Pour financer la hausse des salaires et des revenus sociaux, la construction de logements sociaux, le développement des dépenses de santé, d’éducation, de recherche, la protection de l’environnement, il faudra créer beaucoup plus de richesses. Pour créer des richesses, les entreprises doivent embaucher. Elles doivent également investir pour disposer des usines, des machines, des bureaux, des brevets dont se serviront leurs nouveaux salariés. Pour cela, il faudra mettre fin à la stagnation des investissements des entreprises privées et du secteur public, et donc augmenter les investissements bien au-delà des quelques 200 milliards d’euros qu’ils représentent aujourd’hui.

L’enjeu du crédit bancaire

Sarkozy et le MEDEF prétendent que les entreprises investiront si elles y sont incitées par une hausse de leurs profits : aussi préconisent-ils d’accroître encore l’insécurité des emplois pour faire pression  sur la capacité des travailleurs à défendre leurs salaires, et de renchérir  dans les mesures de « baisse du coût du travail » comme les exonérations de cotisations sociales patronales et les exonérations fiscales. Mais les profits des multinationales battent déjà tous les records ! En réalité, il ne s’agit que de renforcer encore la pression des actionnaires sur la gestion des entreprises, d’encourager les exportations  de capitaux et les rachats  d’actions (« LBO » ou achats d’entreprise à crédit). Ségolène Royal ne remet pas en cause cette logique. Par exemple, elle soutient les exonérations de cotisations patronales, quitte à évoquerun contrôle de leur utilisation.

À l’inverse, nous préconisons un nouveau type de croissance dans lequel les entreprises  donnent la priorité à la création de richesses plutôt qu’à l’accumulation de profits et au placement de ces profits sur les marchés financiers.

Une modulation de la fiscalité des entreprises (impôt sur les sociétés, taxe professionnelle)  et des cotisations  sociales patronales peut constituer une incitation. Mais le principal levier pour financer les investissements réside dans le crédit bancaire. Contrairement aux autres sources de financement (profits, fonds publics, fonds levés sur les marchés de titres financiers), qui utilisent des ressources préalablement accumulées (il faut « prendre l’argent quelque part »), les banques ont le pouvoir de mettre à la disposition de ceux qui ont des projets de l’argent qu’elles n’ont pris nulle part, mais qu’elles créent à partir de rien, sur la seule décision de faire crédit à un client.

Responsabiliser les banques pour l’emploi et la formation

Ainsi, utiliser l’argent public, non pas pour financer les investissements à la place des entreprises elles-mêmes mais pour inciter les banques et les entreprises à assumer leurs responsabilités en la matière constituerait un instrument de politique économique très puissant.
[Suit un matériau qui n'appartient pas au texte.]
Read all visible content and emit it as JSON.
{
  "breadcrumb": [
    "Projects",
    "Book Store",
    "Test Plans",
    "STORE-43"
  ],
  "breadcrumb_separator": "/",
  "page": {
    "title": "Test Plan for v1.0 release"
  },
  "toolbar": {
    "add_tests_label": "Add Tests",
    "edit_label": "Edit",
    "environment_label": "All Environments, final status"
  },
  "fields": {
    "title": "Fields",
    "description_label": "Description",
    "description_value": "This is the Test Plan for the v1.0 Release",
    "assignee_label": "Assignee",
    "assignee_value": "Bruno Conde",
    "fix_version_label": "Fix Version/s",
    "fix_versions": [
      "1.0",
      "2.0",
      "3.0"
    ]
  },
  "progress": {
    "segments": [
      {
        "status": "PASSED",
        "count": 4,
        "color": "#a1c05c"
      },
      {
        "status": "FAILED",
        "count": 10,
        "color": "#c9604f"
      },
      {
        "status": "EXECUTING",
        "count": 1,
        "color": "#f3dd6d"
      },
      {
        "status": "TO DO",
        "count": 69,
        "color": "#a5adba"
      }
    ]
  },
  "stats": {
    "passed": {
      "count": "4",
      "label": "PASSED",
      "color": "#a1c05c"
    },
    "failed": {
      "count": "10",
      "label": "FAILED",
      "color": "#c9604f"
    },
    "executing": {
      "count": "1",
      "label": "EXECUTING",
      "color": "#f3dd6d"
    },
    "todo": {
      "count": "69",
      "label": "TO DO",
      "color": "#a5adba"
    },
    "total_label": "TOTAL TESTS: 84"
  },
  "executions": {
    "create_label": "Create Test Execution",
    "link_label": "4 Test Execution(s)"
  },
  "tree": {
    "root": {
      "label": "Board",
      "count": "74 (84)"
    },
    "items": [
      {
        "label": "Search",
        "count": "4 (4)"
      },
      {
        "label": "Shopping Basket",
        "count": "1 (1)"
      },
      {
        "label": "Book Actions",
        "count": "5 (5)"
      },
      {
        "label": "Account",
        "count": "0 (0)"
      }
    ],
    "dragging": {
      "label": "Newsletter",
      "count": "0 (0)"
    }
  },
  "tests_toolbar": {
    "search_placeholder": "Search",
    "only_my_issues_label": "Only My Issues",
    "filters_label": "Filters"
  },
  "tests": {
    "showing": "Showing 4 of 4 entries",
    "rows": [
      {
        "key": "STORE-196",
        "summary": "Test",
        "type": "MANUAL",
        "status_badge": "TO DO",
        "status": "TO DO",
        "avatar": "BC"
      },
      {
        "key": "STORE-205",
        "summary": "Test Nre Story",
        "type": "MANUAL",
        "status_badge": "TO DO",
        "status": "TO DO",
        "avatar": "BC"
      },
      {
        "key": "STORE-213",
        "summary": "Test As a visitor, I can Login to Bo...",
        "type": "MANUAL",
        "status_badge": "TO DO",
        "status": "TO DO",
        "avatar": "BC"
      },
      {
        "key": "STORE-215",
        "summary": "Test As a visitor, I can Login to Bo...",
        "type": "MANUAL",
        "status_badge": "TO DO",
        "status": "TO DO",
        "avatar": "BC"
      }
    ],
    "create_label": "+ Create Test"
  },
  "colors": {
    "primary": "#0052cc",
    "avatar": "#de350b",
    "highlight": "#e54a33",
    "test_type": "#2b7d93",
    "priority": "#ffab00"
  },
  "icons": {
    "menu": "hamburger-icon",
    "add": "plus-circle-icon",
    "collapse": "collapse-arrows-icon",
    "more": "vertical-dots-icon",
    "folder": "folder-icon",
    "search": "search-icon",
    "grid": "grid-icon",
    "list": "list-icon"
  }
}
Au lieu de consacrer 23 milliards d’euros à payer les cotisations sociales à la place des patrons, il serait nécessaire  d’utiliser la même somme à baisser le coût des crédits bancaires pour les entreprises qui choisissent de réaliser des investissements  favorisant la croissance  et l’emploi : c’est la technique des bonifications d’intérêts. En baissant ainsi de deux points le coût de ces crédits, on pourrait décider les banques à déclencher environ 230 milliards de crédits  à moyen terme (cinq à sept ans) : un chiffre à comparer au total des crédits à l’investissement aux entreprises non financières, qui atteignait 250 milliards d’euros à la fin 2006. On financerait ainsi au moins 300 milliards d’investissements : une fois et demie le montant total des investissements réalisés chaque année par les entreprises  et par le secteur public en France !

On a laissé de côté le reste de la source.